Joseph Pease (1772–1846)
Not to be confused with his nephew of the same name: Joseph Pease (1799-1872).
Joseph Pease (1772–1846) was an English Quaker activist. Among a number of reforming interests, he became best known in the context of the British India Society.
He was a son of Joseph Pease (1737–1808) and his wife Mary Richardson, and a younger brother of Edward Pease. His father was a woollen manufacturer of Darlington, as was his brother Edward Pease, and he went into the same business.
Sometimes referred to as Joseph Pease of Feethams, he is often confused with his nephew Joseph Pease, the first Quaker Member of Parliament. He made his name as an India reformer, and his branch of the family supported abolitionism in the form given to it by William Lloyd Garrison. ("Joseph Pease of Darlington" may also refer to his father or nephew.)
Pease opposed the Corn Laws from 1815. He was one of the founders of the Peace Society in 1817. During the 1830s he became active in involving others in "India reform", which meant here commercial solutions to driving out the use of slaves in commodity production, as well as the abolition of Indian slavery. He found in George Thompson a speaker who would propagate this line. He drew in William Allen, and by the end of the 1830s the Aborigines' Protection Society was considering the matter.

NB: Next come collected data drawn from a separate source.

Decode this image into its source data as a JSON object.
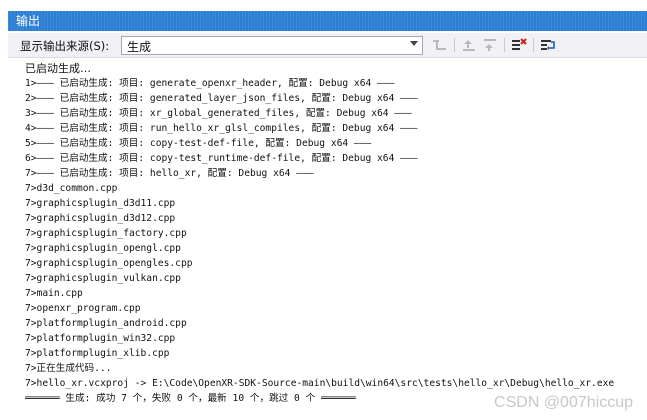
{
  "window": {
    "title": "输出"
  },
  "toolbar": {
    "source_label": "显示输出来源(S):",
    "source_value": "生成"
  },
  "output": {
    "lines": [
      "已启动生成…",
      "1>——— 已启动生成: 项目: generate_openxr_header, 配置: Debug x64 ———",
      "2>——— 已启动生成: 项目: generated_layer_json_files, 配置: Debug x64 ———",
      "3>——— 已启动生成: 项目: xr_global_generated_files, 配置: Debug x64 ———",
      "4>——— 已启动生成: 项目: run_hello_xr_glsl_compiles, 配置: Debug x64 ———",
      "5>——— 已启动生成: 项目: copy-test-def-file, 配置: Debug x64 ———",
      "6>——— 已启动生成: 项目: copy-test_runtime-def-file, 配置: Debug x64 ———",
      "7>——— 已启动生成: 项目: hello_xr, 配置: Debug x64 ———",
      "7>d3d_common.cpp",
      "7>graphicsplugin_d3d11.cpp",
      "7>graphicsplugin_d3d12.cpp",
      "7>graphicsplugin_factory.cpp",
      "7>graphicsplugin_opengl.cpp",
      "7>graphicsplugin_opengles.cpp",
      "7>graphicsplugin_vulkan.cpp",
      "7>main.cpp",
      "7>openxr_program.cpp",
      "7>platformplugin_android.cpp",
      "7>platformplugin_win32.cpp",
      "7>platformplugin_xlib.cpp",
      "7>正在生成代码...",
      "7>hello_xr.vcxproj -> E:\\Code\\OpenXR-SDK-Source-main\\build\\win64\\src\\tests\\hello_xr\\Debug\\hello_xr.exe",
      "══════ 生成: 成功 7 个，失败 0 个，最新 10 个，跳过 0 个 ══════"
    ]
  },
  "watermark": "CSDN @007hiccup"
}
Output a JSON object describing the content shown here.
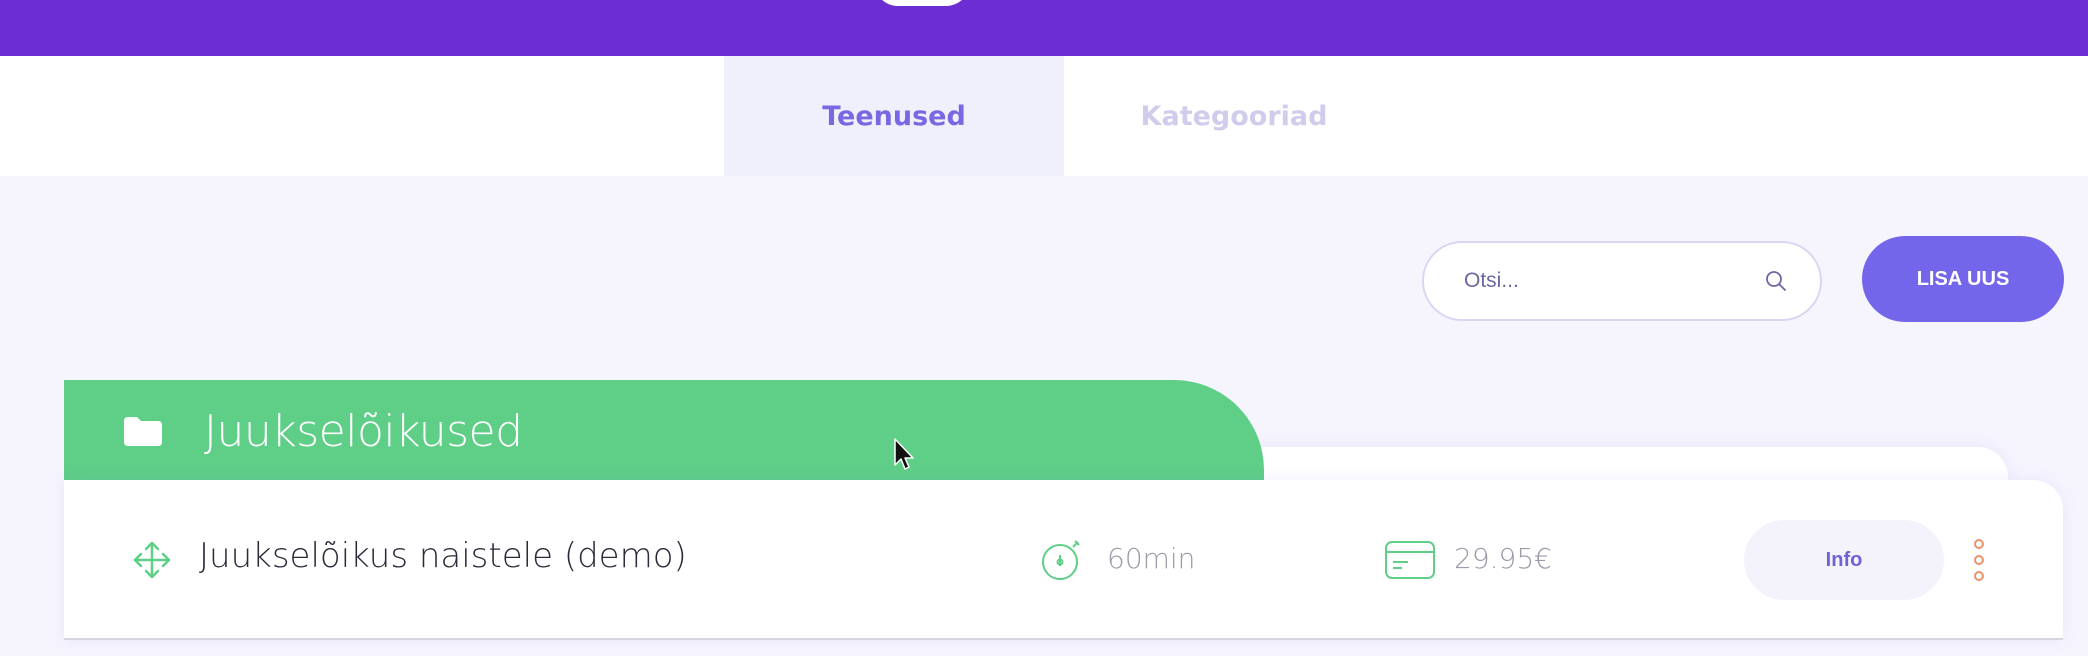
{
  "tabs": [
    {
      "label": "Teenused",
      "active": true
    },
    {
      "label": "Kategooriad",
      "active": false
    }
  ],
  "search": {
    "placeholder": "Otsi...",
    "value": "",
    "icon": "search-icon"
  },
  "actions": {
    "add_new_label": "LISA UUS"
  },
  "category": {
    "title": "Juukselõikused",
    "icon": "folder-icon",
    "color": "#5fcf88"
  },
  "services": [
    {
      "name": "Juukselõikus naistele (demo)",
      "duration": "60min",
      "price": "29.95€",
      "info_label": "Info"
    }
  ],
  "colors": {
    "topbar": "#6c2ed2",
    "accent": "#7466ea",
    "active_tab_text": "#7a68e3",
    "inactive_tab_text": "#d0ccec",
    "category_green": "#5fcf88",
    "more_dots": "#e8956a"
  }
}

The British India Society (BIS) founded in 1839 was short-lived, not surviving in activity beyond 1843, but Pease was a central figure in it. Its direction, further than support of Garrison, was to promote cotton production in India, seek allies among moderate Chartists, and oppose the divisive evangelical slant represented by the Boston Female Anti-Slavery Society (BFASS). At the World Anti-Slavery Convention of 1840, Pease spoke and accused the British government of being complicit in the continuing existence of slavery in India. A supporter of the Anti-Slavery Society, he wrote tracts for it, in 1841 and 1842. He engaged Dwarkanath Tagore on the topic of his Mansion House speech of 1842, finding it too militaristic. In 1843 British legislation made slavery illegal in India.
Pease and Thompson put emphasis on the BIS as an ally of the Anti-Cornlaw League, and free trade. Their slighting of the BFASS, however, undermined the international dimension of their efforts. A successful charm offensive by James Cosmo Melvill of the East India Company eventually caused Pease to soften his highly critical views of the Company.
Pease married Elizabeth Beaumont, who died in 1824. His second wife was Anne Bradshaw, whom he married in 1831. John Beaumont Pease (1803–1873) and Elizabeth Pease Nichol were children of the first marriage.